Case 3: Discussion
Christoph U. Correll, MD, professor of psychiatry at The Zucker School of Medicine at Hofstra/Northwell and professor and chair of the department of child and adolescent psychiatry at Charité University Medicine in Berlin, Germany, discusses the case.
Editor’s note: The following is an automatically generated transcript of the above video.

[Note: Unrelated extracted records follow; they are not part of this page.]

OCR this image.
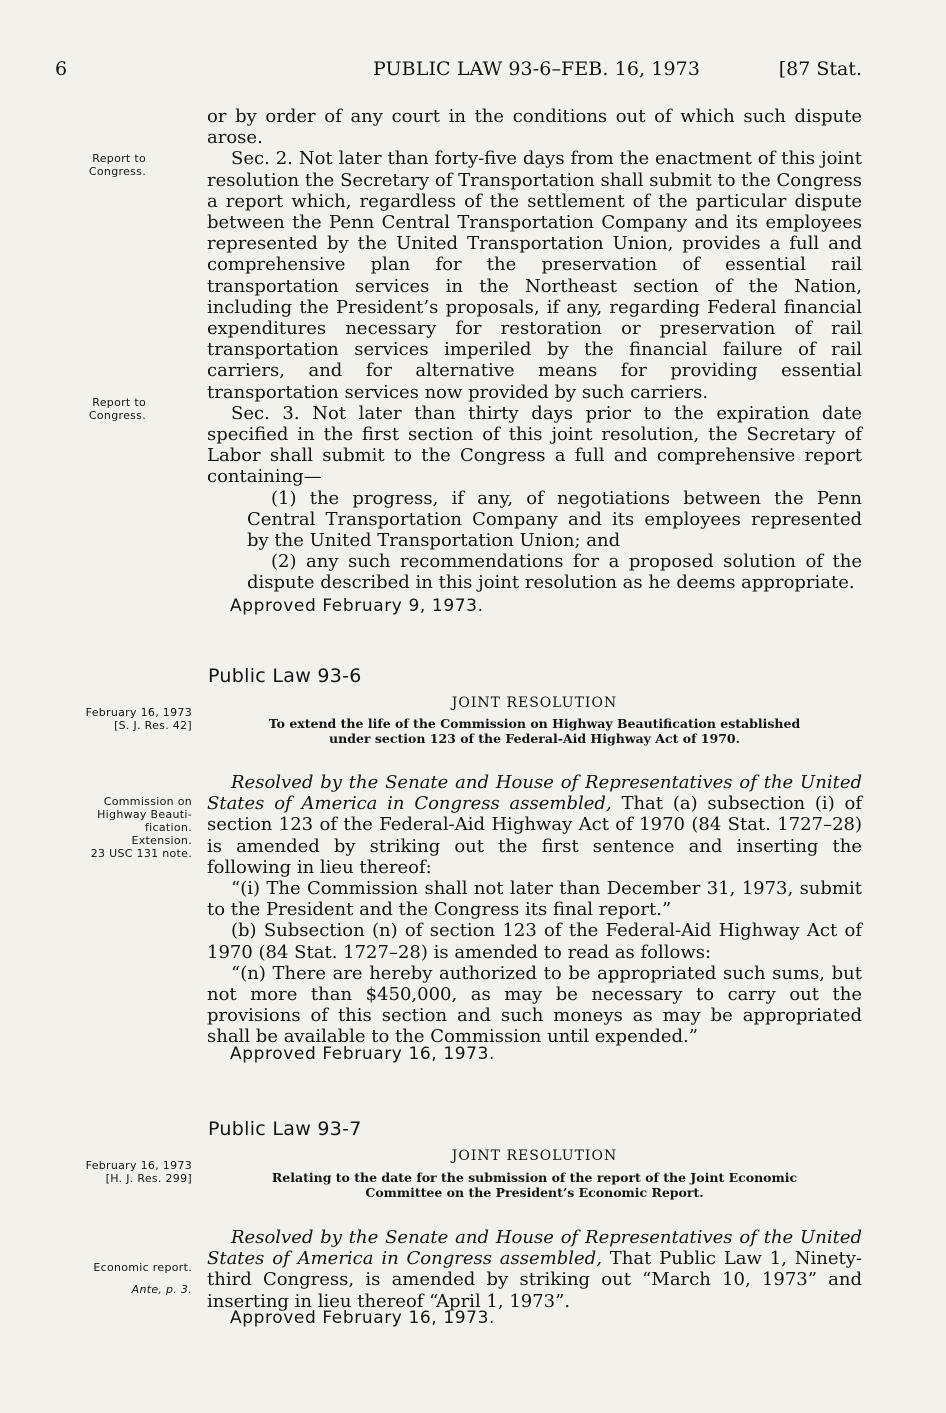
6	PUBLIC LAW 93-6–FEB. 16, 1973	[87 Stat.
Report to
Congress.
Report to
Congress.
February 16, 1973
[S. J. Res. 42]
Commission on
Highway Beauti-
fication.
Extension.
23 USC 131 note.
February 16, 1973
[H. J. Res. 299]
Economic report.
Ante, p. 3.

or by order of any court in the conditions out of which such dispute arose.

Sec. 2. Not later than forty-five days from the enactment of this joint resolution the Secretary of Transportation shall submit to the Congress a report which, regardless of the settlement of the particular dispute between the Penn Central Transportation Company and its employees represented by the United Transportation Union, provides a full and comprehensive plan for the preservation of essential rail transportation services in the Northeast section of the Nation, including the President’s proposals, if any, regarding Federal financial expenditures necessary for restoration or preservation of rail transportation services imperiled by the financial failure of rail carriers, and for alternative means for providing essential transportation services now provided by such carriers.

Sec. 3. Not later than thirty days prior to the expiration date specified in the first section of this joint resolution, the Secretary of Labor shall submit to the Congress a full and comprehensive report containing—

(1) the progress, if any, of negotiations between the Penn Central Transportation Company and its employees represented by the United Transportation Union; and

(2) any such recommendations for a proposed solution of the dispute described in this joint resolution as he deems appropriate.

Approved February 9, 1973.
Public Law 93-6
JOINT RESOLUTION
To extend the life of the Commission on Highway Beautification established
under section 123 of the Federal-Aid Highway Act of 1970.

Resolved by the Senate and House of Representatives of the United States of America in Congress assembled, That (a) subsection (i) of section 123 of the Federal-Aid Highway Act of 1970 (84 Stat. 1727–28) is amended by striking out the first sentence and inserting the following in lieu thereof:

“(i) The Commission shall not later than December 31, 1973, submit to the President and the Congress its final report.”

(b) Subsection (n) of section 123 of the Federal-Aid Highway Act of 1970 (84 Stat. 1727–28) is amended to read as follows:

“(n) There are hereby authorized to be appropriated such sums, but not more than $450,000, as may be necessary to carry out the provisions of this section and such moneys as may be appropriated shall be available to the Commission until expended.”

Approved February 16, 1973.
Public Law 93-7
JOINT RESOLUTION
Relating to the date for the submission of the report of the Joint Economic
Committee on the President’s Economic Report.

Resolved by the Senate and House of Representatives of the United States of America in Congress assembled, That Public Law 1, Ninety-third Congress, is amended by striking out “March 10, 1973” and inserting in lieu thereof “April 1, 1973”.

Approved February 16, 1973.
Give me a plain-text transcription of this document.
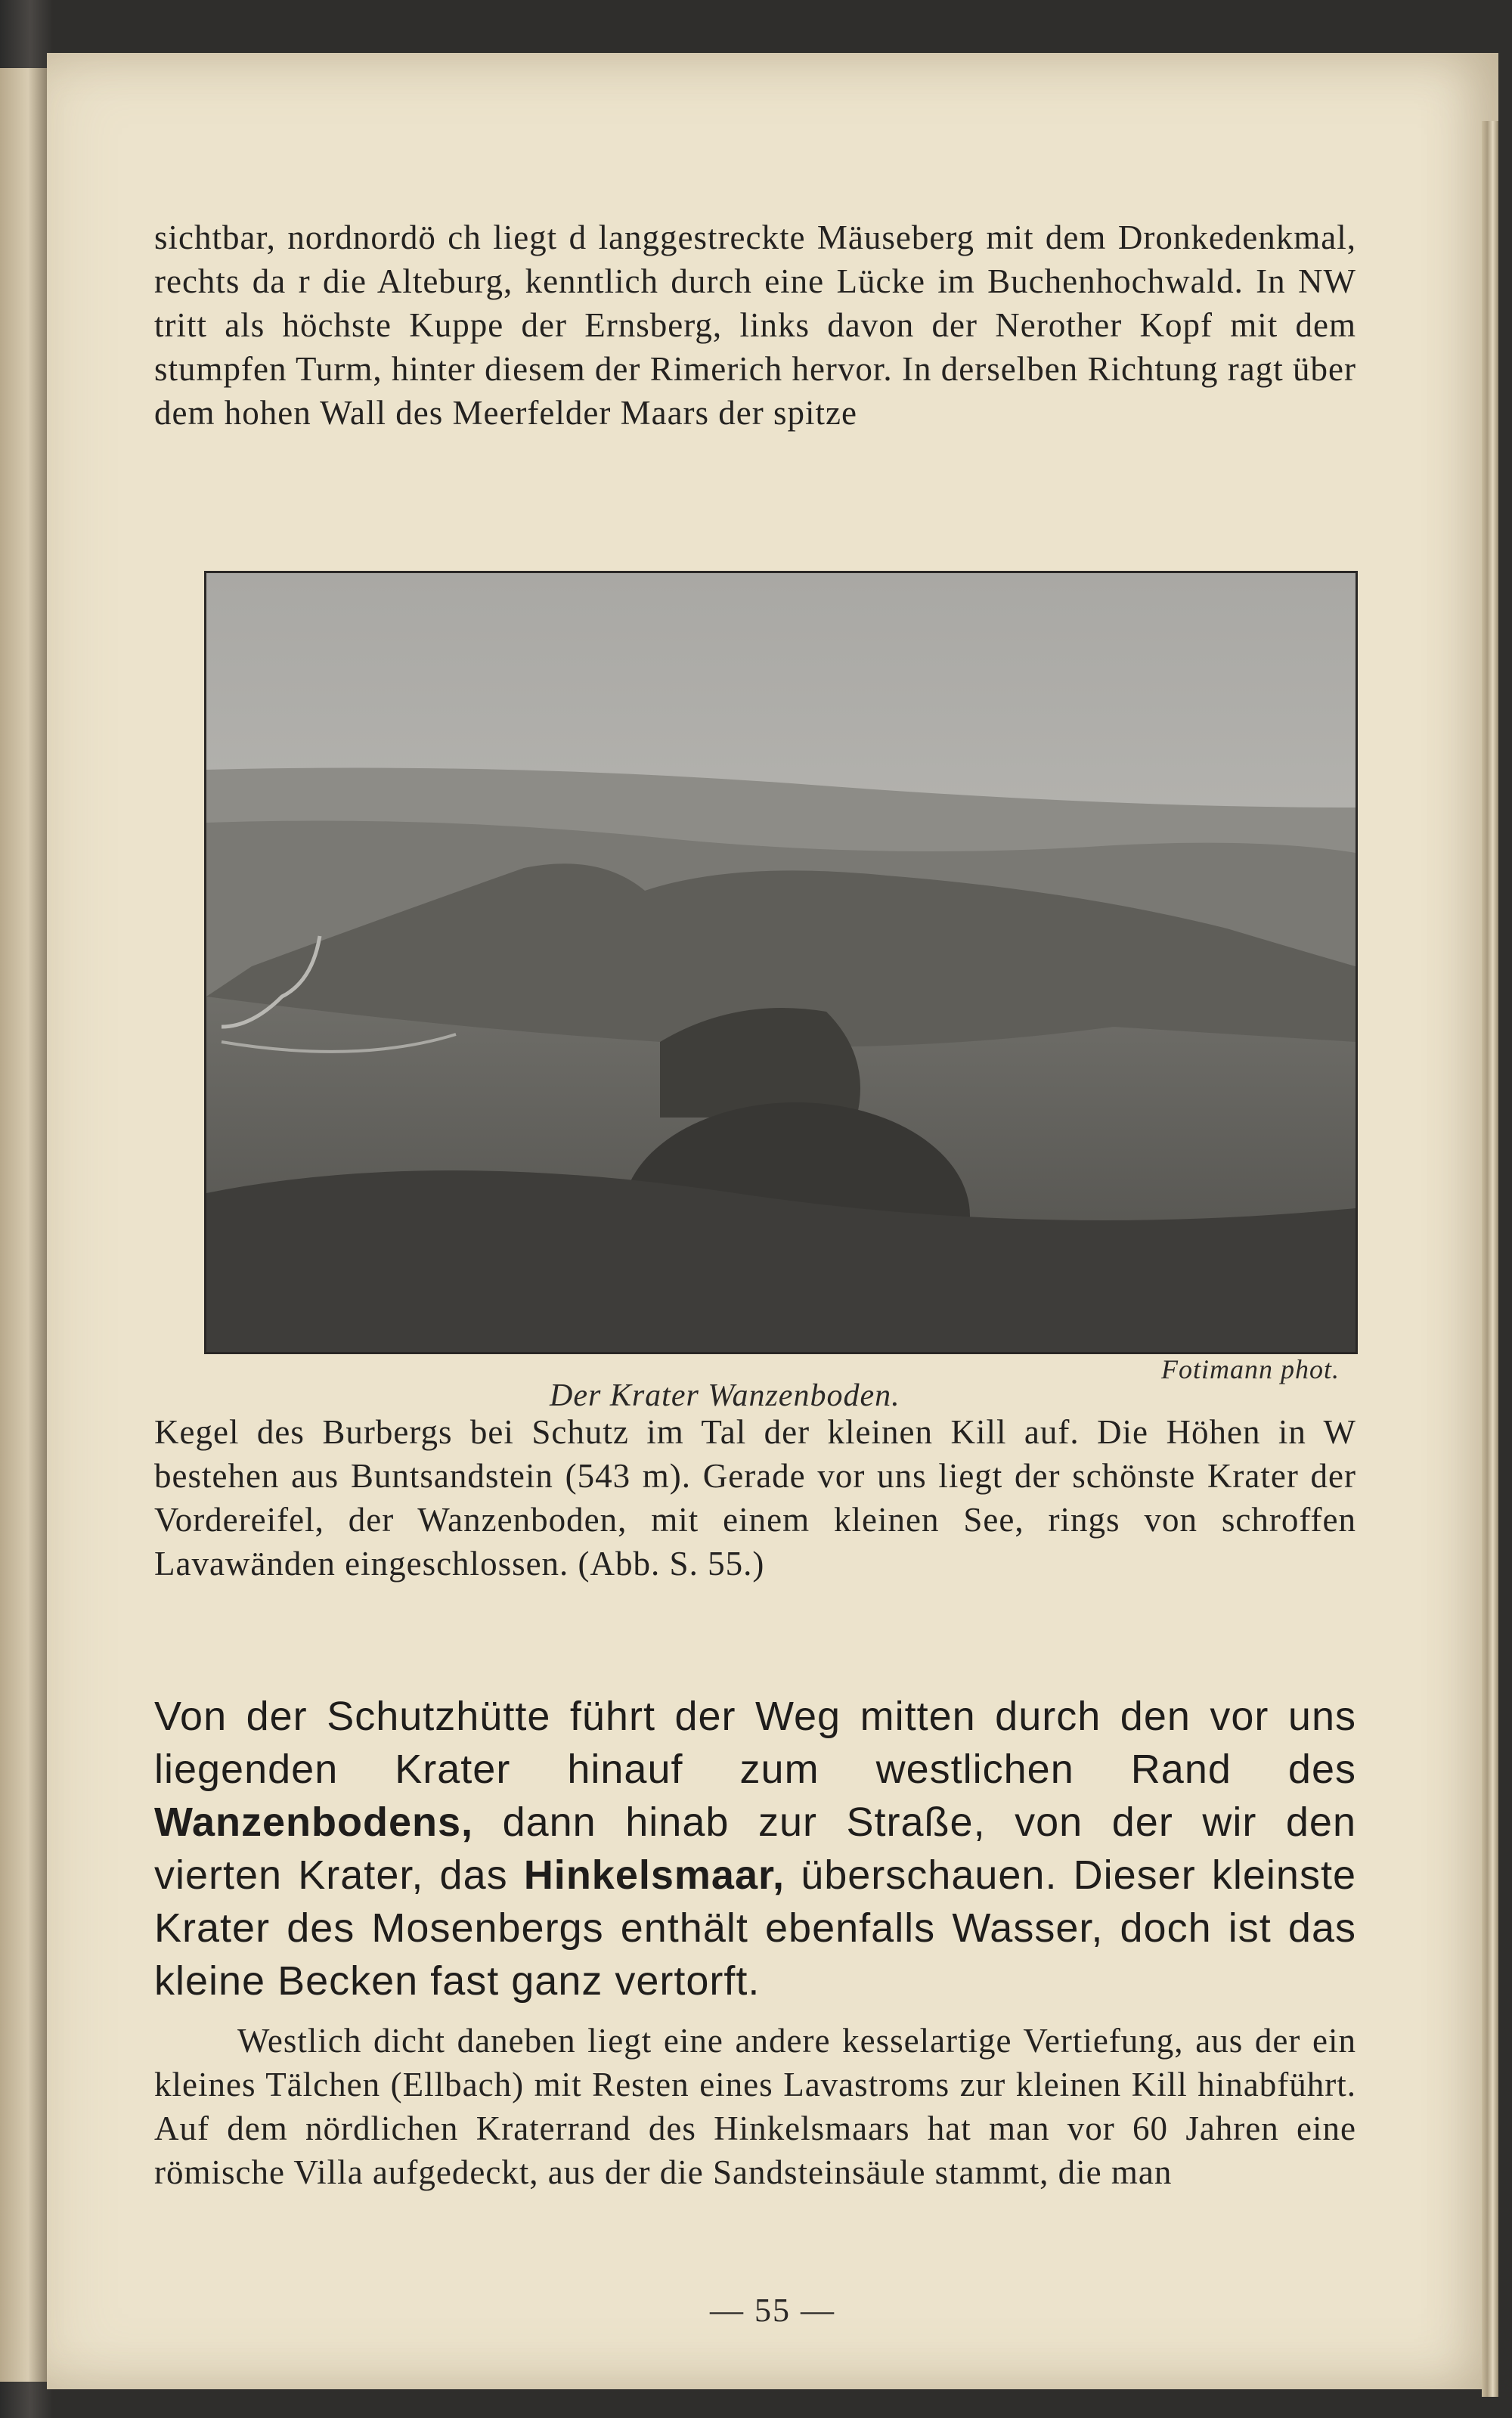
sichtbar, nordnordö ch liegt d langgestreckte Mäuseberg mit dem Dronkedenkmal, rechts da r die Alteburg, kenntlich durch eine Lücke im Buchenhochwald. In NW tritt als höchste Kuppe der Ernsberg, links davon der Nerother Kopf mit dem stumpfen Turm, hinter diesem der Rimerich hervor. In derselben Richtung ragt über dem hohen Wall des Meerfelder Maars der spitze

Fotimann phot.
Der Krater Wanzenboden.

Kegel des Burbergs bei Schutz im Tal der kleinen Kill auf. Die Höhen in W bestehen aus Buntsandstein (543 m). Gerade vor uns liegt der schönste Krater der Vordereifel, der Wanzenboden, mit einem kleinen See, rings von schroffen Lavawänden eingeschlossen. (Abb. S. 55.)

Von der Schutzhütte führt der Weg mitten durch den vor uns liegenden Krater hinauf zum westlichen Rand des Wanzenbodens, dann hinab zur Straße, von der wir den vierten Krater, das Hinkelsmaar, überschauen. Dieser kleinste Krater des Mosenbergs enthält ebenfalls Wasser, doch ist das kleine Becken fast ganz vertorft.

Westlich dicht daneben liegt eine andere kesselartige Vertiefung, aus der ein kleines Tälchen (Ellbach) mit Resten eines Lavastroms zur kleinen Kill hinabführt. Auf dem nördlichen Kraterrand des Hinkelsmaars hat man vor 60 Jahren eine römische Villa aufgedeckt, aus der die Sandsteinsäule stammt, die man

— 55 —
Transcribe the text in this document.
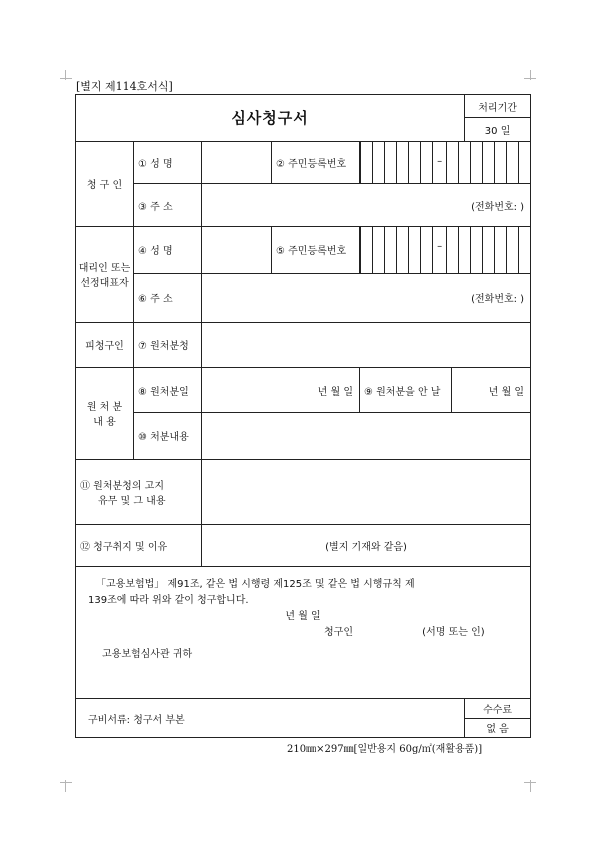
[별지 제114호서식]
심사청구서						처리기간
						30 일
청 구 인	① 성 명		② 주민등록번호	–		

	③ 주 소	(전화번호: )				

대리인 또는
선정대표자	④ 성 명		⑤ 주민등록번호	–		

	⑥ 주 소	(전화번호: )				
피청구인	⑦ 원처분청					

원 처 분
내 용	⑧ 원처분일	년 월 일		⑨ 원처분을 안 날	년 월 일	
	⑩ 처분내용					

⑪ 원처분청의 고지
유무 및 그 내용						

⑫ 청구취지 및 이유		(별지 기재와 같음)				

「고용보험법」 제91조, 같은 법 시행령 제125조 및 같은 법 시행규칙 제

139조에 따라 위와 같이 청구합니다.

년 월 일

청구인 (서명 또는 인)

고용보험심사관 귀하						

구비서류: 청구서 부본						수수료
						없 음
210㎜×297㎜[일반용지 60g/㎡(재활용품)]
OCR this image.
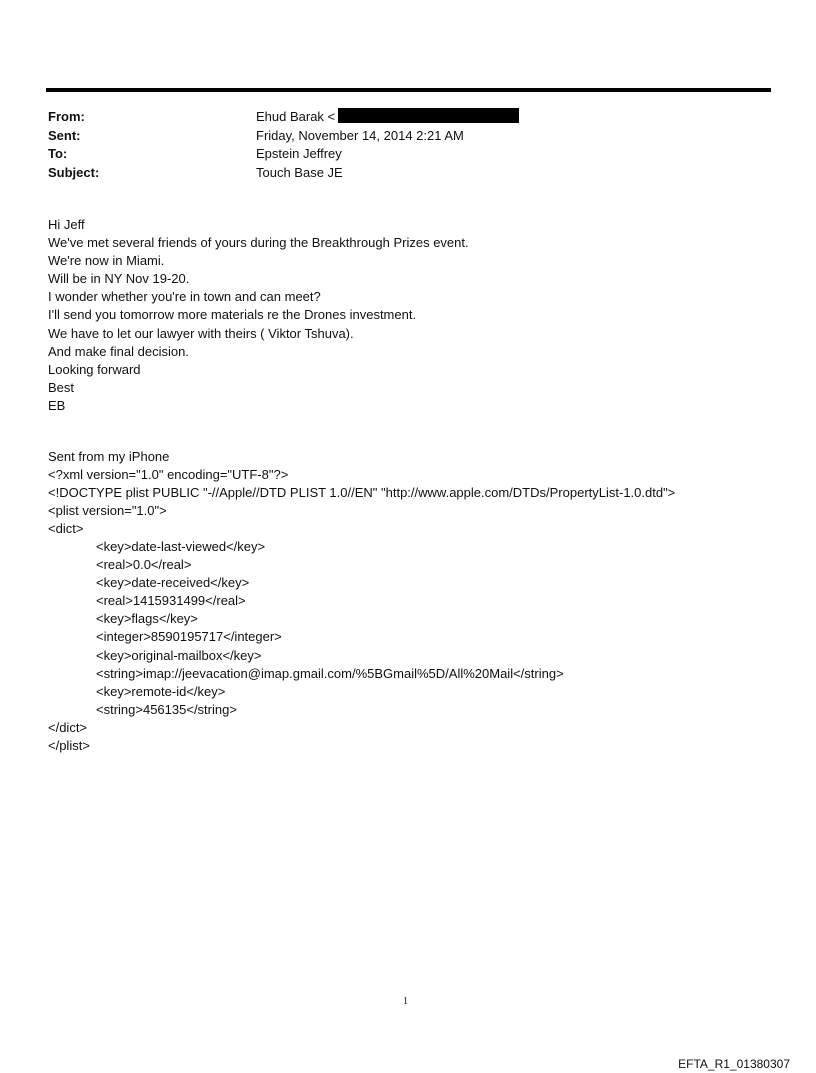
From:	Ehud Barak <
Sent:	Friday, November 14, 2014 2:21 AM
To:	Epstein Jeffrey
Subject:	Touch Base JE
Hi Jeff
We've met several friends of yours during the Breakthrough Prizes event.
We're now in Miami.
Will be in NY Nov 19-20.
I wonder whether you're in town and can meet?
I'll send you tomorrow more materials re the Drones investment.
We have to let our lawyer with theirs ( Viktor Tshuva).
And make final decision.
Looking forward
Best
EB
Sent from my iPhone
<?xml version="1.0" encoding="UTF-8"?>
<!DOCTYPE plist PUBLIC "-//Apple//DTD PLIST 1.0//EN" "http://www.apple.com/DTDs/PropertyList-1.0.dtd">
<plist version="1.0">
<dict>
<key>date-last-viewed</key>
<real>0.0</real>
<key>date-received</key>
<real>1415931499</real>
<key>flags</key>
<integer>8590195717</integer>
<key>original-mailbox</key>
<string>imap://jeevacation@imap.gmail.com/%5BGmail%5D/All%20Mail</string>
<key>remote-id</key>
<string>456135</string>
</dict>
</plist>
1
EFTA_R1_01380307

"Let's discuss Mary's case, then. Her risk factors for TD included female sex, older age, depression diagnosis, and antipsychotic exposure. Since Mary's depression had resolved by the time TD emerged, based on the augmentation for depression with an antipsychotic, stopping the likely causal antipsychotic was the most prudent action when the antipsychotic is only given for a disease that is not necessarily chronic and does not necessarily require chronic antipsychotic treatment for relapse prevention, because depression is often episodic and she always needed a severe trigger for the depression, always the loss, the death of a loved one. Mary opted to continue on fluoxetine for now for relapse prevention of her depression that had only recently resolved fully, which makes total sense.
She needs a seatbelt. Vitamin E was added as off-label treatment due to a meta-analytic evidence of its potential utility for TD at negligible risks because it's just a vitamin. Vitamin E could be stopped at three months after cessation of the TD symptoms that had only recently emerged, that were mild at baseline, and also in a situation where the offending agent could be stopped too. Mary and her daughter are relieved that both the depression and tardive dyskinesia symptoms resolved completely by month three, and upon renewed need for antidepressant augmentation in the future, Mary should likely not be given an antipsychotic, because she's sensitive to that post-synaptic dopamine blockade, but should rather be treated with other options to avoid recurrence of tardive dyskinesia."